In other words: The simplicity with which you build trust in your relationship parallels your demonstrated convictions in the cyber world.  According to relationship therapist Joy Davidson, Ph.D., who also hosts the online video series The Joy Spot about human sexuality, reliability doesn’t become more precarious because we have new and more abundant ways of breaching it.  “In any relationship, there’s trust or limited trust or boundaries of trust—and all of that comes from the same experiences in one’s life and relationships as it did in the old days before technology was a prevalent communication medium,” she says.  Multiple messaging options serve to validate our trust in someone or provide opportunities to show they’re untrustworthy.  If anything, Dr. Davidson feels we’re better off now than we were before these mediums existed.  “A person’s character has more ways to shine through in the manner in which they use technology,” she says.  And the way a person uses technology (his behavior) says just as much about him as the message (or words) he’s sending.

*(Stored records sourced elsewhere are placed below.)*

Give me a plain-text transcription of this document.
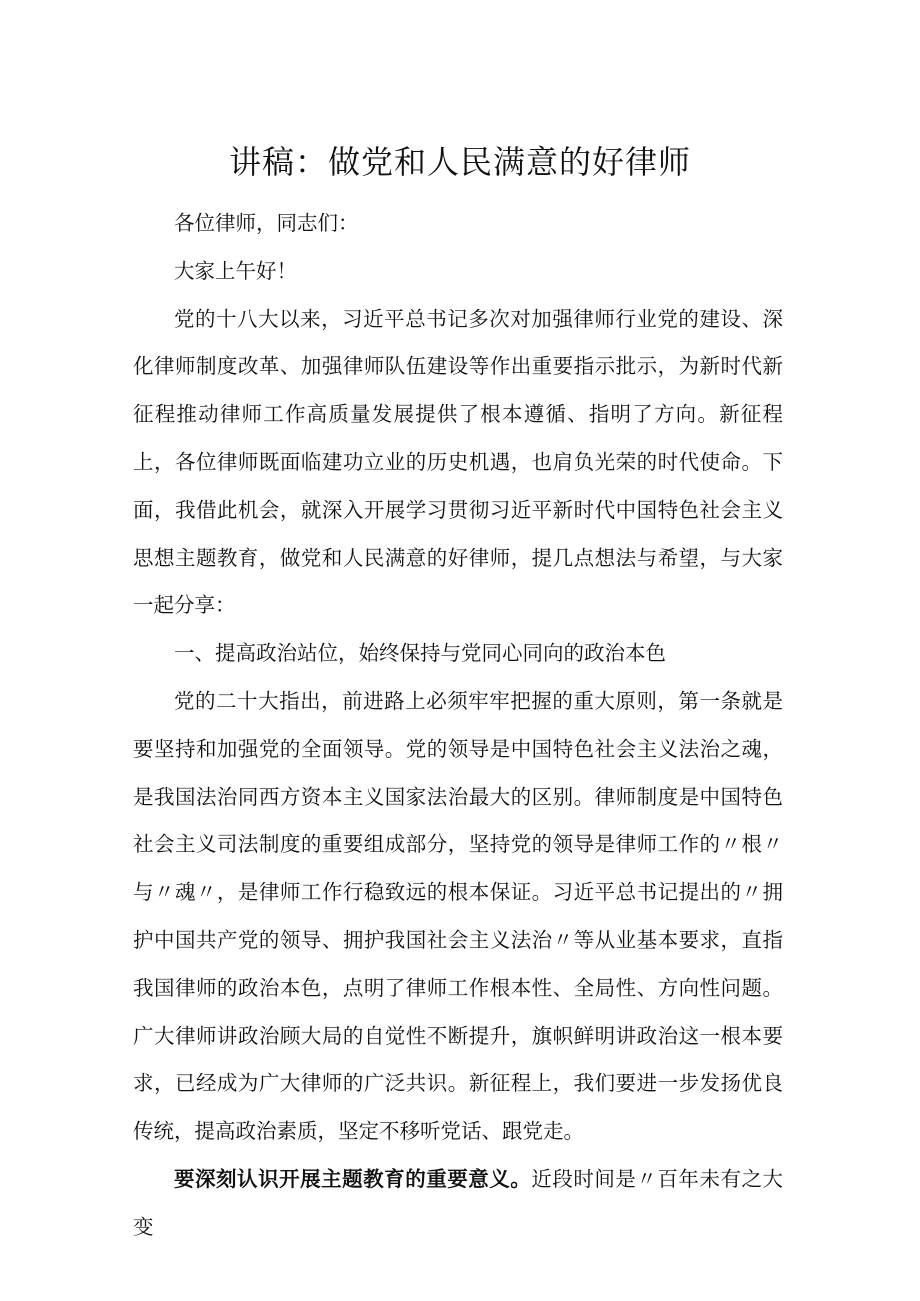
讲稿：做党和人民满意的好律师

各位律师，同志们：

大家上午好！

党的十八大以来，习近平总书记多次对加强律师行业党的建设、深化律师制度改革、加强律师队伍建设等作出重要指示批示，为新时代新征程推动律师工作高质量发展提供了根本遵循、指明了方向。新征程上，各位律师既面临建功立业的历史机遇，也肩负光荣的时代使命。下面，我借此机会，就深入开展学习贯彻习近平新时代中国特色社会主义思想主题教育，做党和人民满意的好律师，提几点想法与希望，与大家一起分享：

一、提高政治站位，始终保持与党同心同向的政治本色

党的二十大指出，前进路上必须牢牢把握的重大原则，第一条就是要坚持和加强党的全面领导。党的领导是中国特色社会主义法治之魂，是我国法治同西方资本主义国家法治最大的区别。律师制度是中国特色社会主义司法制度的重要组成部分，坚持党的领导是律师工作的〃根〃与〃魂〃，是律师工作行稳致远的根本保证。习近平总书记提出的〃拥护中国共产党的领导、拥护我国社会主义法治〃等从业基本要求，直指我国律师的政治本色，点明了律师工作根本性、全局性、方向性问题。广大律师讲政治顾大局的自觉性不断提升，旗帜鲜明讲政治这一根本要求，已经成为广大律师的广泛共识。新征程上，我们要进一步发扬优良传统，提高政治素质，坚定不移听党话、跟党走。

要深刻认识开展主题教育的重要意义。近段时间是〃百年未有之大变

Dr. Davidson, however, does forewarn against abusing the ease and immediacy with which we trust another person as we build tech-driven relationships.  “Having multiple options can mean using them in lieu of genuinely connecting,” she reminds.  “There’s a misunderstanding that if we send five emails, we’ve connected, but we’ve just exchanged information in isolation.  Don’t mistake techno-connection for genuine connection.”  Toss the illusion that you’ve spent more time with this man than you have.  According to Dr. Davidson, there’s a tendency among women to imbue a partner with more faith this way than if you were to have spent just as much time with him, minus techno-intervention.  So while it’s true that emailing and text messaging can help you know someone better, it doesn’t mean you’ve known them longer—or have been able to learn anything about them that they aren’t willing to share on-screen.  “Real trust is developed over real time, based on behavior,” she insists.  “It’s about how it comes through for you in actual practice and what you intuit about a person in actual behavior.”  Trust is not wishful thinking, but based in action and self-confidence, that coveted POV which refuses to let an outside force knock your soul off balance.  The amount of heartfelt belief you have in each cyber relationship is proportionate to how much trust you invest in yourself.